Since a 2006 Supreme Court decision known as eBay v. MercExchange, it has been unusual for U.S. district courts to issue injunctions banning sales of an infringing product.
But the U.S. International Trade Commission is not subject to that legal precedent, and still orders sales bans.
The result has been a flood of infringement cases at the ITC, some of it based on patents essential to a standard, such as a digital movie format.
"It really is creating a lot of concern here on Capitol Hill and is creating greater concern in industry in this country," said Senator Patrick Leahy, chairman of the Senate Judiciary Committee, at a hearing on the issue.
One solution under discussion would require the ITC to consider whether there has been fair licensing negotiations between the companies before issuing an exclusion order based on a standard essential patent, said Edith Ramirez, a member of the Federal Trade Commission.
While rules vary among standard-setting bodies, the usual expectation is that essential patents be licensed on reasonable terms and to everyone.
Both Ramirez and Joseph Wayland, the acting assistant attorney general for antitrust at the Justice Department, said they would be reluctant to see exclusion orders forbidden entirely on essential patents.

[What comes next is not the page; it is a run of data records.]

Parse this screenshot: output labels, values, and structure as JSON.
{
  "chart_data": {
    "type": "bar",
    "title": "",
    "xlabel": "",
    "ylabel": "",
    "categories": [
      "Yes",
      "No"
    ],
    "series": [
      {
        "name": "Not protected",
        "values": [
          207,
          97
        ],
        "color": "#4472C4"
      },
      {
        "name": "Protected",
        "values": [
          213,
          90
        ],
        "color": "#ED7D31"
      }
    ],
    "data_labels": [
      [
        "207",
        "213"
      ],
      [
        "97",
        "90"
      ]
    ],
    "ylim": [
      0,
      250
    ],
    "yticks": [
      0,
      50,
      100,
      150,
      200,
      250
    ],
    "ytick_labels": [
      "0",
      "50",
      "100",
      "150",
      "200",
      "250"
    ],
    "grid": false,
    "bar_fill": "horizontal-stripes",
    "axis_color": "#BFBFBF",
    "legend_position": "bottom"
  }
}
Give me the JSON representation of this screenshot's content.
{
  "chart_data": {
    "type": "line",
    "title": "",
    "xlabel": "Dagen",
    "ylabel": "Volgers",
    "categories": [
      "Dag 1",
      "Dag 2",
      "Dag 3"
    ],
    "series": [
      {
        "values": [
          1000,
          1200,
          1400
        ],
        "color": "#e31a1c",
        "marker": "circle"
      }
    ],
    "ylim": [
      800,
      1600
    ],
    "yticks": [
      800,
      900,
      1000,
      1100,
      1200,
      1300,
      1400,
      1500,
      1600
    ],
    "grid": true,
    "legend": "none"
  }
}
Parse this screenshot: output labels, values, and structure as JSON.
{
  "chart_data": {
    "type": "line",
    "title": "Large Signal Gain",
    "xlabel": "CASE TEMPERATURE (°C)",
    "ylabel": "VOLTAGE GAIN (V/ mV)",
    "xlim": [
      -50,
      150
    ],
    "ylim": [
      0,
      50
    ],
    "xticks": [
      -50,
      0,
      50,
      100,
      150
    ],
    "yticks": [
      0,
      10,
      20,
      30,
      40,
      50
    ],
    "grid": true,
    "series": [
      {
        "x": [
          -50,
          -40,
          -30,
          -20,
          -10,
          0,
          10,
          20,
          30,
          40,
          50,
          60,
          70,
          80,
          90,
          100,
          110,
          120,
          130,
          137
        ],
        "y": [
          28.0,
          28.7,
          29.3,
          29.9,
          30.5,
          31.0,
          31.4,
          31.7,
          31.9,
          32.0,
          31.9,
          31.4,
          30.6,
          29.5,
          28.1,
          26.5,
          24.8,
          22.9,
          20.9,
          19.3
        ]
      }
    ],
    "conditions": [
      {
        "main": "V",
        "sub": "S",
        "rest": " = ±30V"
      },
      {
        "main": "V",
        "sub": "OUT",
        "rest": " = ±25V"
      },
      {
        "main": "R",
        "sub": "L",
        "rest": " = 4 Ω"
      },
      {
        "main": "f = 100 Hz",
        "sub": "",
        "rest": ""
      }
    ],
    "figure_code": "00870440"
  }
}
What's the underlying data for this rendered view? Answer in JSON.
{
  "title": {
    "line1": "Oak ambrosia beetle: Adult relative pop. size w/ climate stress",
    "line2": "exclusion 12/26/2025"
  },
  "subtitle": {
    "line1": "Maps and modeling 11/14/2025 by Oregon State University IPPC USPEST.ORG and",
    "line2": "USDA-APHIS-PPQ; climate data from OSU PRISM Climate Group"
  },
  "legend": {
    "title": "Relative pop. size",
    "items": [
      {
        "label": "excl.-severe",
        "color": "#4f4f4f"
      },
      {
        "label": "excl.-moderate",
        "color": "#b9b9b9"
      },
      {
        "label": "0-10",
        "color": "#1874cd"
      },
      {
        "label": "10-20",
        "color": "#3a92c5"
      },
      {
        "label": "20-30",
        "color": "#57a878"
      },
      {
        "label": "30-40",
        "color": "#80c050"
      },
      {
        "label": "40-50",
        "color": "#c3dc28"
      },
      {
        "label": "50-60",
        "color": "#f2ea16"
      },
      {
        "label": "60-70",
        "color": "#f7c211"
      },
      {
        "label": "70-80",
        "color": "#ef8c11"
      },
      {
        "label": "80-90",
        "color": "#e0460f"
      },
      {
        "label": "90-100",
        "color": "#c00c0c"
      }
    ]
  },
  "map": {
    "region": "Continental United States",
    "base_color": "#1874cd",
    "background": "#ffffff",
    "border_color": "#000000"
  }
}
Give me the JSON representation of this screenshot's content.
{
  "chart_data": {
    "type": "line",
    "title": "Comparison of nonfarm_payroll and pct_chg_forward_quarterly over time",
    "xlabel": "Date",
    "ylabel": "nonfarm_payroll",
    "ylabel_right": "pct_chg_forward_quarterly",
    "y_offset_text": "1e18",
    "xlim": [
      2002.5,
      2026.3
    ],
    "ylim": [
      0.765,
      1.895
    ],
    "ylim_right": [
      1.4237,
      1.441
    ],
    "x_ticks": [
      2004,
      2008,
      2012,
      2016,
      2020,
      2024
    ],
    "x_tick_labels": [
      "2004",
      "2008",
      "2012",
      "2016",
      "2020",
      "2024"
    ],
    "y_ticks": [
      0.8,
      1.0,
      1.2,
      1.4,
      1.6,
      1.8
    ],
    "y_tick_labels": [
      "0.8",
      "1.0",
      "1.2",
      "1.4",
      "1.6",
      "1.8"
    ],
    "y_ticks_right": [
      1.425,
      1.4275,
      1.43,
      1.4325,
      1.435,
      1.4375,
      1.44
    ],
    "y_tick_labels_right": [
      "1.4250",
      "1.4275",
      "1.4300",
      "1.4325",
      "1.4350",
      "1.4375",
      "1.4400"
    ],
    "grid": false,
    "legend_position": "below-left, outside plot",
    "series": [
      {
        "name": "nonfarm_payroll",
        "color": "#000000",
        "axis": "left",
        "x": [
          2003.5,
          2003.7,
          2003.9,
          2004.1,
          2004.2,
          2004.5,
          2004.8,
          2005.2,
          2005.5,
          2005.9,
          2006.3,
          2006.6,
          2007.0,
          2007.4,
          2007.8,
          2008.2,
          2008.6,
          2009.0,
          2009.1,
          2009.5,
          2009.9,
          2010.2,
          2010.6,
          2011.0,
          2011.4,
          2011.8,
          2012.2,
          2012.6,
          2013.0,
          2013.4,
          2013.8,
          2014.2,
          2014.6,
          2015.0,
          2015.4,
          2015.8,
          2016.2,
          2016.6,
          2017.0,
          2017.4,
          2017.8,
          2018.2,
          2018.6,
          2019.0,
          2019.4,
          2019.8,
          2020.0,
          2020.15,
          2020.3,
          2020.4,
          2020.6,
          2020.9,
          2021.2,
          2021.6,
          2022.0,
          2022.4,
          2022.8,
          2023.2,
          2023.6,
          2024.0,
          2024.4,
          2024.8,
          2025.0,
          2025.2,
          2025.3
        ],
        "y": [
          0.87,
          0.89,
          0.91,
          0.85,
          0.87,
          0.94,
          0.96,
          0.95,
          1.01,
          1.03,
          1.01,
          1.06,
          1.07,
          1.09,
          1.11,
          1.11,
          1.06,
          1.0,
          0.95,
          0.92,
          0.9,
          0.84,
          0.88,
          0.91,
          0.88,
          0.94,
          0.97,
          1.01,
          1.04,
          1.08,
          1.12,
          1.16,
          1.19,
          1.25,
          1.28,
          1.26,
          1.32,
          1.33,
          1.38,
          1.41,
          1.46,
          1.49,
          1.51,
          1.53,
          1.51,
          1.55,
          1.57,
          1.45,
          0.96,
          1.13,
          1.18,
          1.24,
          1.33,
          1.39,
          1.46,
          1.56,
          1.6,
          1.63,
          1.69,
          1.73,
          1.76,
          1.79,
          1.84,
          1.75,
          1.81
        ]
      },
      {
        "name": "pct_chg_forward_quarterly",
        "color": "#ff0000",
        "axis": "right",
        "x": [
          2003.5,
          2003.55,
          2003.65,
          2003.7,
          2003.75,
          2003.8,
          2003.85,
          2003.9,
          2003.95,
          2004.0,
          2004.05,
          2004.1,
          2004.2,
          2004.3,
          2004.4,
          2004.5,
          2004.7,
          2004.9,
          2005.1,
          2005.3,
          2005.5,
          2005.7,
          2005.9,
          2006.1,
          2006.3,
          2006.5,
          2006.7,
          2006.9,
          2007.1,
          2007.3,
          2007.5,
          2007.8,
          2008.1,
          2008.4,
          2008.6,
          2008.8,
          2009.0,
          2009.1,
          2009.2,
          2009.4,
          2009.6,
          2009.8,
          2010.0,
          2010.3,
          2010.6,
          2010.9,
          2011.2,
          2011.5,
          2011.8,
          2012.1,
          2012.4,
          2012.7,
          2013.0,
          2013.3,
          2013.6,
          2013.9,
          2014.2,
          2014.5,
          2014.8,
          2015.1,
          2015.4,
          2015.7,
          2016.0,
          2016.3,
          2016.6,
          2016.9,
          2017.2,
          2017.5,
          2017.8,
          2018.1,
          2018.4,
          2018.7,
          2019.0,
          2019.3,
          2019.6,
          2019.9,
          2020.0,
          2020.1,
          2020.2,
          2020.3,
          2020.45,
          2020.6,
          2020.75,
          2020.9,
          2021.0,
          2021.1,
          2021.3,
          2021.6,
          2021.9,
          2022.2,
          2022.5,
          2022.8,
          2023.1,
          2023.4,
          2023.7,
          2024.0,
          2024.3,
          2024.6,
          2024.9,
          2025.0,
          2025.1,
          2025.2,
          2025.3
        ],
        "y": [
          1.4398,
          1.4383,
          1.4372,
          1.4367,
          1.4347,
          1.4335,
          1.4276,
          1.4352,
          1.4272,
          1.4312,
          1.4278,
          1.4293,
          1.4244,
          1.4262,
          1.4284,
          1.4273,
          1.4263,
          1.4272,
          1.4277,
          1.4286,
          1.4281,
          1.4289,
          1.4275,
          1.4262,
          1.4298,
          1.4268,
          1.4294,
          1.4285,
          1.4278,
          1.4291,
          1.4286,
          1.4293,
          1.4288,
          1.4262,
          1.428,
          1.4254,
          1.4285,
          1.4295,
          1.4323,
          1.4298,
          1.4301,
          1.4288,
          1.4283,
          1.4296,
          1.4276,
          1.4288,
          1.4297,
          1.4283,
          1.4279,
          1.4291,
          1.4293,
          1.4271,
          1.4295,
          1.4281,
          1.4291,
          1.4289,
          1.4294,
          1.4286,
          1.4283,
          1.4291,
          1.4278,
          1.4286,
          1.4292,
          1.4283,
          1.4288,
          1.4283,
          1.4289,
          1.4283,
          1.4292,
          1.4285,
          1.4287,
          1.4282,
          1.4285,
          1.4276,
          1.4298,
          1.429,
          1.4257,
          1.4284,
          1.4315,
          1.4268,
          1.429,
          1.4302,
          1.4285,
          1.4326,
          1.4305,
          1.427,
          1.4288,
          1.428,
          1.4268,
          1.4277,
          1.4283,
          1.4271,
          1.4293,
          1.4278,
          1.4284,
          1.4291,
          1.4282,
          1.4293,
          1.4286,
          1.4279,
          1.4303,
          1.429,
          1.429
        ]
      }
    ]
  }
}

"There may be circumstances where a company refuses to negotiate in good faith," Wayland told lawmakers.
Recent attention on the issue has focused on a case where Motorola Mobility, which recently became a Google Inc unit, accused Microsoft Corp of infringing patents to make its Xbox game console, including patents that standard setting bodies declared to be essential to a video standard.
If Microsoft loses, the Xbox could be banned from the U.S. market because of a licensing dispute over an essential patent.
Microsoft is leading the fight against the ITC exclusion orders.
Major smartphone players such as Apple Inc and Qualcomm Inc have also lobbied lawmakers on the issue, according to a congressional source.
Mark Lemley, a patent expert who teaches at Stanford Law School, estimated the cost to the companies of the smartphone patent wars at "conservatively $15 to $20 billion dollars."